ID3

This is the ID3, algorithm to build decision tree model
First assign A as decision atribute of node
For each value of A, create descendant of another node.
Sort training examples to leaves
If perfectly classified, choose Stop
Now The red equation is how we use gain function to pick the best attribute
Blue line is when define the entropy function, which means sum of probability that we have seen the value, times log of probability that we have seen the value.
When it's fair coin, to decide whether tail or head, we don't know the probability. Probably maybe half. Then we don't know for sure the information. As we flip the coin, for the first time, then the the gain will be at maximum, first gaining information.
When it's one sided coin, 2 sided head, even before we flip the coin, we know it's going to be head. If we flip it, we don't gain information from it, because we already know. So the gain will be at minimum zero.
The S is a number of elements our our training example
and v is notation of value of particular attribute.
With three examples earlier. First and two example, is the same gain value, at maximum. As we split it, the result of split (both x and o) is still random, we don't get insight at all. Because of that the gain value at maximum
On the other hand, the final one, split it become perfect as it split both side of x and o. The split makes the result doesn't random at all. And because of that, we don't need to try to gain information again. This makes the gain value at minimum.

Restriction Bias is all the hypothesis to make a decision tree over all the function out there that build the model. This is important as we only care about the only function that build the decision tree.
Preference Bias is the model that we prefer to build our decision tree, over all the model out there that build the decision tree.
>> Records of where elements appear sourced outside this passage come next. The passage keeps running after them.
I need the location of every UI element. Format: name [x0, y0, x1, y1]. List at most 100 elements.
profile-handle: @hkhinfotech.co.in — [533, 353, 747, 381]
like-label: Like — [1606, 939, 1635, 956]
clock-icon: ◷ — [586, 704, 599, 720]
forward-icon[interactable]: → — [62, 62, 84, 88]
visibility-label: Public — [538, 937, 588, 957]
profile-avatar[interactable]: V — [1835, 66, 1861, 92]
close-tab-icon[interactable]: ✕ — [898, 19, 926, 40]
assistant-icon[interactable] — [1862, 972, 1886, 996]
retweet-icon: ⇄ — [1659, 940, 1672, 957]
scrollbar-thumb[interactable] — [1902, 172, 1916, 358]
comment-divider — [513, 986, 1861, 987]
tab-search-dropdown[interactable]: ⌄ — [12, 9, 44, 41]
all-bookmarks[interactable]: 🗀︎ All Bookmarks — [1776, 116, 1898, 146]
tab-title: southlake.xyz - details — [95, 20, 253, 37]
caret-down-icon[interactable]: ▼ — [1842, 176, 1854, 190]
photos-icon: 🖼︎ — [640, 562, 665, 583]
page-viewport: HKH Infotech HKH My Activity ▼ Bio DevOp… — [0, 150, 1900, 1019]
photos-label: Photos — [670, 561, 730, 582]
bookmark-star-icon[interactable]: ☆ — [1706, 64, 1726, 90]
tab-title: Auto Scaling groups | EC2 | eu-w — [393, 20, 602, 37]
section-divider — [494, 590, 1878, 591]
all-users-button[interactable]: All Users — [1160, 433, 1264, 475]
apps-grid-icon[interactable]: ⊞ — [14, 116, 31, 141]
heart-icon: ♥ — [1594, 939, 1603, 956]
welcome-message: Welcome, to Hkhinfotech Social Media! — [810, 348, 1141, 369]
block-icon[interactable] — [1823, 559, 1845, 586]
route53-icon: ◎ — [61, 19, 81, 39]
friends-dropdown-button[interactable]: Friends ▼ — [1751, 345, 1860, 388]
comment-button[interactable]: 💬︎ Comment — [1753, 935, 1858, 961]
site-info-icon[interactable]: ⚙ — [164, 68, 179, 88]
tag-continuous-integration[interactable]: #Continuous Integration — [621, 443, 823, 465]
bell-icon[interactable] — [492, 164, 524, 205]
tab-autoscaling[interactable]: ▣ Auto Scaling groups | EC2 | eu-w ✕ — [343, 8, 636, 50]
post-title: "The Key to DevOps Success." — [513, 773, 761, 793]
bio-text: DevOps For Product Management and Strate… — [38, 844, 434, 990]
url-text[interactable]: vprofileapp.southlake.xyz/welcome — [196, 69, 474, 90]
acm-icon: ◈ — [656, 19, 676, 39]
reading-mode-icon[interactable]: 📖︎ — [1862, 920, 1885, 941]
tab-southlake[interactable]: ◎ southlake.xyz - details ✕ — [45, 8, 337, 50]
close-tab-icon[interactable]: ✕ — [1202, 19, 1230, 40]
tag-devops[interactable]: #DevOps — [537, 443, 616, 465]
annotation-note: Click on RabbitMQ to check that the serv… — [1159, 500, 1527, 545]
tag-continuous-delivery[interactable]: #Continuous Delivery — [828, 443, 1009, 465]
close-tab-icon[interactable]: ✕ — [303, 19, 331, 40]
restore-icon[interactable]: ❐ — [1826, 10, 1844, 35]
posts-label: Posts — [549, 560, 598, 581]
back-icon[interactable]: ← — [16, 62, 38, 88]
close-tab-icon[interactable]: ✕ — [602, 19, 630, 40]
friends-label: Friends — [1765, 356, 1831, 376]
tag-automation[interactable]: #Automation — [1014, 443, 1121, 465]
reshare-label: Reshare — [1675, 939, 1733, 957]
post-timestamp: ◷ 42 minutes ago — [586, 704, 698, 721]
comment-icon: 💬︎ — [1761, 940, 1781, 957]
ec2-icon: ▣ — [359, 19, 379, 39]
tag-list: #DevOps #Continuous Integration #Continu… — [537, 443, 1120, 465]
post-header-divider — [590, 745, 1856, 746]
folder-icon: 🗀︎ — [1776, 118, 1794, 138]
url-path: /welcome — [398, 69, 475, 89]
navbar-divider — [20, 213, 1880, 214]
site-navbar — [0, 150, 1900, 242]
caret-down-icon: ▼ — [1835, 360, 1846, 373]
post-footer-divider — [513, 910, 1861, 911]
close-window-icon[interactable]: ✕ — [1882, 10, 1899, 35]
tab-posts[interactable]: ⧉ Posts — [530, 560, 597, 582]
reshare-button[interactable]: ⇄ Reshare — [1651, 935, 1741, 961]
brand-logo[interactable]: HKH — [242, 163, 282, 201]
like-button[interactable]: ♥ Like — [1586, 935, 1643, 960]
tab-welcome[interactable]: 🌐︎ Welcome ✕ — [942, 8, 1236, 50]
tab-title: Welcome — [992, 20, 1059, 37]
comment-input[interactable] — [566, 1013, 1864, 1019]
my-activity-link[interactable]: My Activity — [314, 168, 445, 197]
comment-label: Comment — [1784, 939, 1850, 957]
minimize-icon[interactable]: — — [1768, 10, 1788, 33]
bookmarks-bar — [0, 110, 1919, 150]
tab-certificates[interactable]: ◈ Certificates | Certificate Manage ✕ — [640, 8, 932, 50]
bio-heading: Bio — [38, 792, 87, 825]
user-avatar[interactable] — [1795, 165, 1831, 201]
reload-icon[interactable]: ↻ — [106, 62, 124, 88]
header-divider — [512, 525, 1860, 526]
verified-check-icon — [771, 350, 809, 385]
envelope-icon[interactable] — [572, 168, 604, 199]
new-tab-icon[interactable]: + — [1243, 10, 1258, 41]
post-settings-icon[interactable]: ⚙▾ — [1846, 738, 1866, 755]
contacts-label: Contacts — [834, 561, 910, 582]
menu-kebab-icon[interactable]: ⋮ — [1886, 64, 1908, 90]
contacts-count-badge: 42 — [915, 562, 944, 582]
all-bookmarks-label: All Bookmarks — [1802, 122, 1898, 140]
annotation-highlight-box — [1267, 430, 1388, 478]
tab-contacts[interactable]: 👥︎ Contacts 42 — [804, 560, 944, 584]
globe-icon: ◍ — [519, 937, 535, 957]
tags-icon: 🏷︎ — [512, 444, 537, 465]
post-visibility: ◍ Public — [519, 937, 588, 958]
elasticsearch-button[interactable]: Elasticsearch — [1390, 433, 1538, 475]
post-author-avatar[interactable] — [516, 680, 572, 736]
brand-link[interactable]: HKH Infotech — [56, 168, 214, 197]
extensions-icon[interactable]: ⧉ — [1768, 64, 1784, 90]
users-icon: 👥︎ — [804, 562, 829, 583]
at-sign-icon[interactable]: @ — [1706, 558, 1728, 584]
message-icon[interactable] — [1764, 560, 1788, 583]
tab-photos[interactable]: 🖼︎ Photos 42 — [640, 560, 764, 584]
What we prefer, a good split roughly in half. This is important as we want best split at the top, and more and more to the bottom, taking sort of best split down to the leaves.
We also want correct, as it as important. In three example earlier, although first one maybe best split in half, but it's incorrect as it doesn't do proper split (both x and o). While the third one, when splitting in half, split perfectly x and o, the most correct one.
And we also may prefer shorter tree. We may not include all the attributes to make our decision. 2nd example shows how we don't need that attribute to split our data.